Why Bryce Harper would be a bargain at $500 million

$500 million.

That number is so hard to wrap your brain around, but it's a number a lot of professional baseball players may soon start seeing on their contracts.

One player who could be the first to see that amount within the next year is Nationals right fielder Bryce Harper.

Harper will become a free agent in 2018 and people are already projecting his market value at close to $500 million, if not more.

Miami Marlins right fielder Giancarlo Stanton signed a contract back in 2014 for 13 years, $325 million, holding the league record.

For Fancy Stats writer Neil Greenberg, $500 million is a bargain for someone of Harper's caliber.

"Harper is every bit as good [as Stanton] but he's also young," Greenberg told the Sports Junkies Friday.

"I mean, we don't see a player that's as good as Harper, that's as young a Harper, hit the market almost ever I want to say. You look at how many years of his prime he has left and then even if you start to give him just the typical aging curb off of that prime, he's probably worth close to 570 million dollars starting from 2019 and going forward ten years. And that includes also the price of free agency going up and other factors."

Harper, who is only 25 years-old, brings more to a team than just talent. He's one of the most recognizable figures in baseball, bringing tremendous marketing opportunities to an organization. Greenberg dove deeper into how that will increase his market value.

"And that's just for the on-the-field product. You talk about all the marketing that's done around Bryce Harper [and] what he does for the game. In my opinion, and based on the numbers that I saw, he's a bargain at $500 million."

Don't we all wish someone would say $500 million is a bargain for us?

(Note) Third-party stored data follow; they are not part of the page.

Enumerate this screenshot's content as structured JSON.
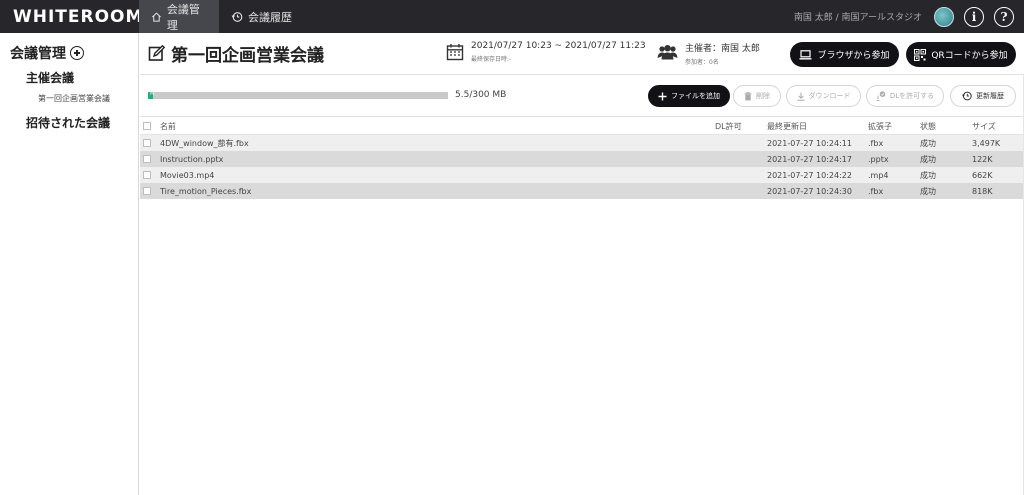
{
  "app": {
    "logo": "WHITEROOM"
  },
  "topnav": [
    {
      "label": "会議管理",
      "active": true
    },
    {
      "label": "会議履歴",
      "active": false
    }
  ],
  "user": {
    "display": "南国 太郎 / 南国アールスタジオ"
  },
  "sidebar": {
    "title": "会議管理",
    "hosted_label": "主催会議",
    "hosted_items": [
      "第一回企画営業会議"
    ],
    "invited_label": "招待された会議"
  },
  "meeting": {
    "title": "第一回企画営業会議",
    "datetime": "2021/07/27 10:23 ~ 2021/07/27 11:23",
    "last_saved": "最終保存日時:-",
    "host": "主催者：南国 太郎",
    "participants": "参加者：0名",
    "btn_browser": "ブラウザから参加",
    "btn_qr": "QRコードから参加"
  },
  "storage": {
    "used_label": "5.5/300 MB",
    "fill_fraction": 0.018,
    "fill_tag": "M"
  },
  "toolbar": {
    "add": "ファイルを追加",
    "delete": "削除",
    "download": "ダウンロード",
    "allow_dl": "DLを許可する",
    "history": "更新履歴"
  },
  "table": {
    "headers": {
      "name": "名前",
      "dl": "DL許可",
      "updated": "最終更新日",
      "ext": "拡張子",
      "status": "状態",
      "size": "サイズ"
    },
    "rows": [
      {
        "name": "4DW_window_蔀有.fbx",
        "dl": "",
        "updated": "2021-07-27 10:24:11",
        "ext": ".fbx",
        "status": "成功",
        "size": "3,497K"
      },
      {
        "name": "Instruction.pptx",
        "dl": "",
        "updated": "2021-07-27 10:24:17",
        "ext": ".pptx",
        "status": "成功",
        "size": "122K"
      },
      {
        "name": "Movie03.mp4",
        "dl": "",
        "updated": "2021-07-27 10:24:22",
        "ext": ".mp4",
        "status": "成功",
        "size": "662K"
      },
      {
        "name": "Tire_motion_Pieces.fbx",
        "dl": "",
        "updated": "2021-07-27 10:24:30",
        "ext": ".fbx",
        "status": "成功",
        "size": "818K"
      }
    ]
  },
  "colors": {
    "topbar": "#26262b",
    "accent": "#2aa879",
    "button_dark": "#121216"
  },
  "icons": [
    "home-icon",
    "history-icon",
    "info-icon",
    "help-icon",
    "plus-circle-icon",
    "edit-icon",
    "calendar-icon",
    "people-icon",
    "laptop-icon",
    "qr-icon",
    "plus-icon",
    "trash-icon",
    "download-icon",
    "check-download-icon",
    "history-refresh-icon"
  ]
}
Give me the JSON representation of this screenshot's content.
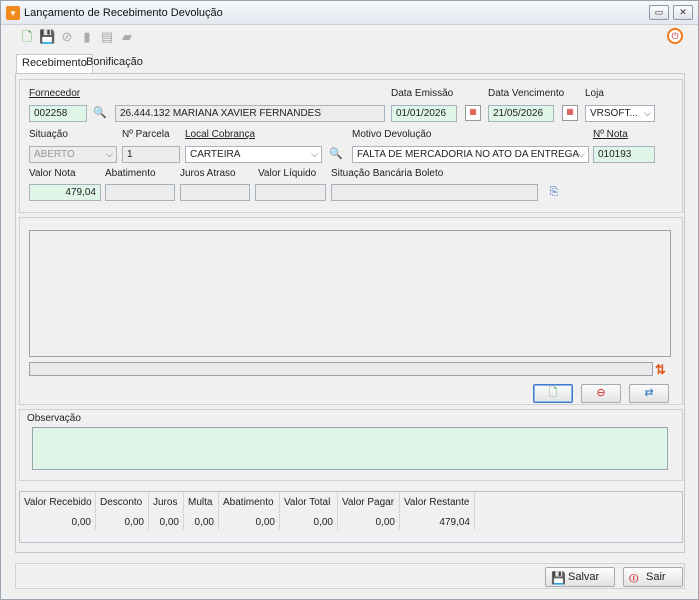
{
  "window": {
    "title": "Lançamento de Recebimento Devolução"
  },
  "tabs": [
    "Recebimento",
    "Bonificação"
  ],
  "form": {
    "fornecedor": {
      "label": "Fornecedor",
      "code": "002258",
      "name": "26.444.132 MARIANA XAVIER FERNANDES"
    },
    "data_emissao": {
      "label": "Data Emissão",
      "value": "01/01/2026"
    },
    "data_vencimento": {
      "label": "Data Vencimento",
      "value": "21/05/2026"
    },
    "loja": {
      "label": "Loja",
      "value": "VRSOFT..."
    },
    "situacao": {
      "label": "Situação",
      "value": "ABERTO"
    },
    "parcela": {
      "label": "Nº Parcela",
      "value": "1"
    },
    "local_cobranca": {
      "label": "Local Cobrança",
      "value": "CARTEIRA"
    },
    "motivo_devolucao": {
      "label": "Motivo Devolução",
      "value": "FALTA DE MERCADORIA NO ATO DA ENTREGA"
    },
    "numero_nota": {
      "label": "Nº Nota",
      "value": "010193"
    },
    "valor_nota": {
      "label": "Valor Nota",
      "value": "479,04"
    },
    "abatimento": {
      "label": "Abatimento",
      "value": ""
    },
    "juros_atraso": {
      "label": "Juros Atraso",
      "value": ""
    },
    "valor_liquido": {
      "label": "Valor Líquido",
      "value": ""
    },
    "situacao_boleto": {
      "label": "Situação Bancária Boleto",
      "value": ""
    }
  },
  "observacao": {
    "label": "Observação",
    "value": ""
  },
  "totals": [
    {
      "label": "Valor Recebido",
      "value": "0,00"
    },
    {
      "label": "Desconto",
      "value": "0,00"
    },
    {
      "label": "Juros",
      "value": "0,00"
    },
    {
      "label": "Multa",
      "value": "0,00"
    },
    {
      "label": "Abatimento",
      "value": "0,00"
    },
    {
      "label": "Valor Total",
      "value": "0,00"
    },
    {
      "label": "Valor Pagar",
      "value": "0,00"
    },
    {
      "label": "Valor Restante",
      "value": "479,04"
    }
  ],
  "buttons": {
    "salvar": "Salvar",
    "sair": "Sair"
  },
  "colors": {
    "required_field": "#dff5e8",
    "accent": "#f08a1c"
  }
}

After crunching the numbers, the biggest takeaway for Greenberg is the return on investment the Nationals have gotten out of Harper.

"Like if you look at his wins above replacement throughout his career, he's given you 200 million dollars in value for 21 million dollars in cash and he's due what another 26 or 27 million this year. I mean he's already given you an amazing return on investment."

"So, if you're the Nationals having - benefited from that - you know you have a little bit of, I guess, wiggle room in terms of maybe you're paying a little bit for past performance 'cause, you know, when a player is on arbitration in their early years they don't really get paid that much."

The Nationals still have Harper for one more season and many feel they need to make him an offer sooner than later. Whenever and whoever he gets an offer from, it's going to be a nice pay day for him.